Practical PyTorch实战：基于注意力机制的Seq2Seq翻译模型详解-优快云博客

本文链接：https://blog.youkuaiyun.com/gitblog_00382/article/details/148524278

Practical PyTorch实战：基于注意力机制的Seq2Seq翻译模型详解

practical-pytorch Go to https://github.com/pytorch/tutorials - this repo is deprecated and no longer maintained 项目地址: https://gitcode.com/gh_mirrors/pr/practical-pytorch

Seq2Seq翻译模型示意图

项目概述

本文将带您实现一个基于PyTorch的序列到序列(Seq2Seq)神经网络翻译模型，能够将法语翻译成英语。

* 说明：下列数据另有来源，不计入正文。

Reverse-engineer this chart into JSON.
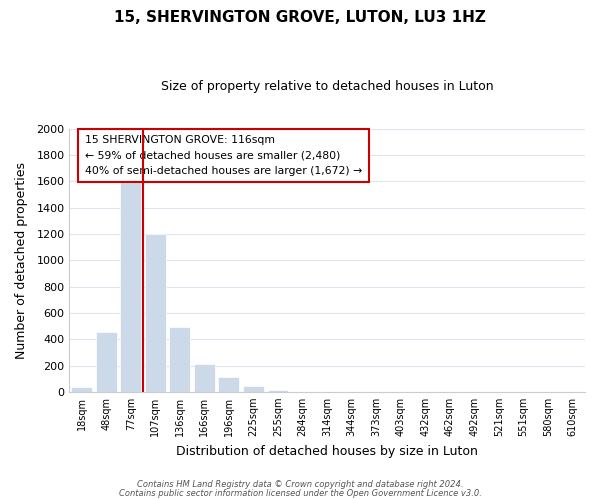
{
  "title": "15, SHERVINGTON GROVE, LUTON, LU3 1HZ",
  "subtitle": "Size of property relative to detached houses in Luton",
  "xlabel": "Distribution of detached houses by size in Luton",
  "ylabel": "Number of detached properties",
  "bar_labels": [
    "18sqm",
    "48sqm",
    "77sqm",
    "107sqm",
    "136sqm",
    "166sqm",
    "196sqm",
    "225sqm",
    "255sqm",
    "284sqm",
    "314sqm",
    "344sqm",
    "373sqm",
    "403sqm",
    "432sqm",
    "462sqm",
    "492sqm",
    "521sqm",
    "551sqm",
    "580sqm",
    "610sqm"
  ],
  "bar_values": [
    35,
    455,
    1600,
    1200,
    490,
    210,
    115,
    45,
    15,
    0,
    0,
    0,
    0,
    0,
    0,
    0,
    0,
    0,
    0,
    0,
    0
  ],
  "bar_color": "#ccd9e8",
  "bar_edge_color": "#ffffff",
  "background_color": "#ffffff",
  "grid_color": "#dde6f0",
  "ylim": [
    0,
    2000
  ],
  "property_line_color": "#cc0000",
  "annotation_text_line1": "15 SHERVINGTON GROVE: 116sqm",
  "annotation_text_line2": "← 59% of detached houses are smaller (2,480)",
  "annotation_text_line3": "40% of semi-detached houses are larger (1,672) →",
  "annotation_box_color": "#cc0000",
  "footer_line1": "Contains HM Land Registry data © Crown copyright and database right 2024.",
  "footer_line2": "Contains public sector information licensed under the Open Government Licence v3.0."
}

这个模型结合了注意力机制，显著提升了翻译质量。以下是模型的一些翻译示例：

[KEY: > 输入, = 目标输出, < 模型输出]

> il est en train de peindre un tableau .
= he is painting a picture .
< he is painting a picture .

> pourquoi ne pas essayer ce vin delicieux ?
= why not try that delicious wine ?
< why not try that delicious wine ?

> elle n est pas poete mais romanciere .
= she is not a poet but a novelist .
< she not not a poet but a novelist .

序列到序列学习原理

基本概念

序列到序列网络(Seq2Seq)由两个独立的RNN组成：编码器(Encoder)和解码器(Decoder)。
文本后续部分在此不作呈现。